A massive Covid-19 outbreak at the hard-partying ski resort of Ischgl was covered up and then downplayed by Austrian officials to save last year’s lucrative spring season, a Vienna court will be told on Friday.

The Consumer Protection Association (VSV), a group spearheading the legal action, alleges the failings made the resort an early “superspreader” of the virus in Europe as 11,000 tourists from all over the continent skied, danced and drank, unaware of the outbreak, before returning home and taking Covid-19 with them.

The regional court’s first civil proceedings, brought by the widow and son of a man who died after staying in Ischgl, are being held in a ballroom at Vienna’s Supreme Court to accommodate the many media expected.

Their case, seeking 100,000 euros ($118,000) in compensation, will be an important test for 14 other pending lawsuits filed by victims or their surviving dependents, according to the VSV.

It may also be a bellwether for whether governments can be held liable for shortcomings in their response to outbreaks around the world.

A court in Paris earlier this month opened an investigation into whether the former French health minister underplayed the risks of coronavirus in the early stage of the pandemic.

VSV said it initially sought amicable roundtable talks with the Austrian government on behalf of its 6,000 complainants a year ago but was forced to pursue legal action when it got no response.

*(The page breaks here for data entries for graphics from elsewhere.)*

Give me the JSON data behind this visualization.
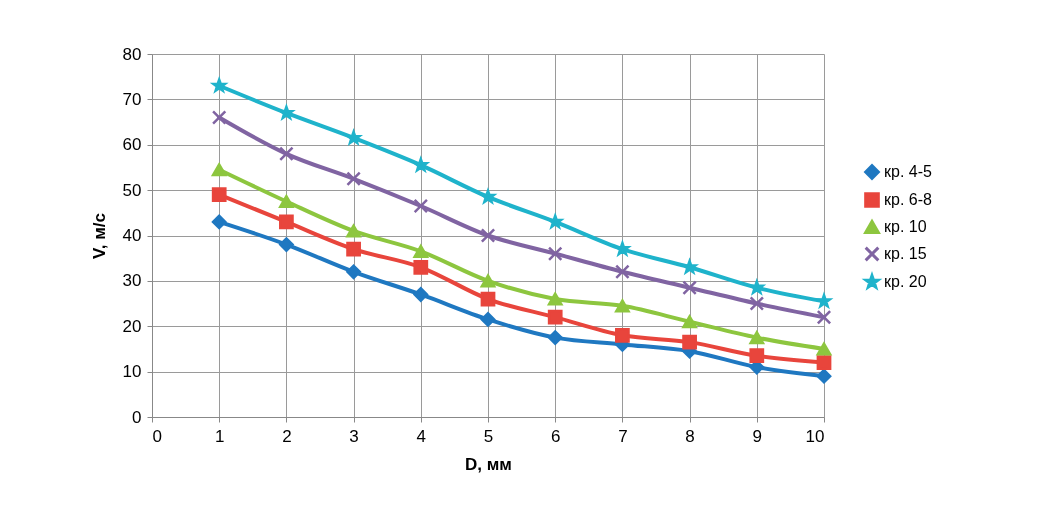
{
  "chart_data": {
    "type": "line",
    "xlabel": "D, мм",
    "ylabel": "V, м/с",
    "x": [
      1,
      2,
      3,
      4,
      5,
      6,
      7,
      8,
      9,
      10
    ],
    "xlim": [
      0,
      10
    ],
    "xticks": [
      0,
      1,
      2,
      3,
      4,
      5,
      6,
      7,
      8,
      9,
      10
    ],
    "ylim": [
      0,
      80
    ],
    "yticks": [
      0,
      10,
      20,
      30,
      40,
      50,
      60,
      70,
      80
    ],
    "grid": true,
    "legend": "right",
    "series": [
      {
        "name": "кр. 4-5",
        "color": "#1f78c1",
        "marker": "diamond",
        "values": [
          43,
          38,
          32,
          27,
          21.5,
          17.5,
          16,
          14.5,
          11,
          9
        ]
      },
      {
        "name": "кр. 6-8",
        "color": "#e8453c",
        "marker": "square",
        "values": [
          49,
          43,
          37,
          33,
          26,
          22,
          18,
          16.5,
          13.5,
          12
        ]
      },
      {
        "name": "кр. 10",
        "color": "#8dc63f",
        "marker": "triangle",
        "values": [
          54.5,
          47.5,
          41,
          36.5,
          30,
          26,
          24.5,
          21,
          17.5,
          15
        ]
      },
      {
        "name": "кр. 15",
        "color": "#8064a2",
        "marker": "cross",
        "values": [
          66,
          58,
          52.5,
          46.5,
          40,
          36,
          32,
          28.5,
          25,
          22
        ]
      },
      {
        "name": "кр. 20",
        "color": "#1fb3cb",
        "marker": "star",
        "values": [
          73,
          67,
          61.5,
          55.5,
          48.5,
          43,
          37,
          33,
          28.5,
          25.5
        ]
      }
    ]
  }
}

Austria’s state attorney office didn’t respond to a call and email seeking comment.

National authorities should have shut down the resort, known as the Ibiza of the Alps for its wild apres-ski scene, four days earlier than they did in March 2020 because the risks it would spread were evident, a panel of Austrian experts already concluded last October. The subsequent mishandling of an evacuation caused chaos which may have accelerated the spread of the virus, they said.

Austrian chancellor Sebastian Kurz’s decision to announce on live TV an immediate quarantine in Ischgl, and the lack of coordination with local authorities, sowed panic that could have been avoided as thousands of tourists tried to leave the valley to avoid a lockdown, the panel said.

“Decisions had to be made quickly and I think these have largely worked well,” Kurz said in a press conference last October, defending his approach. “All decisions were coordinated between the health authorities and the government, federal states, and that was the case in Tyrol.”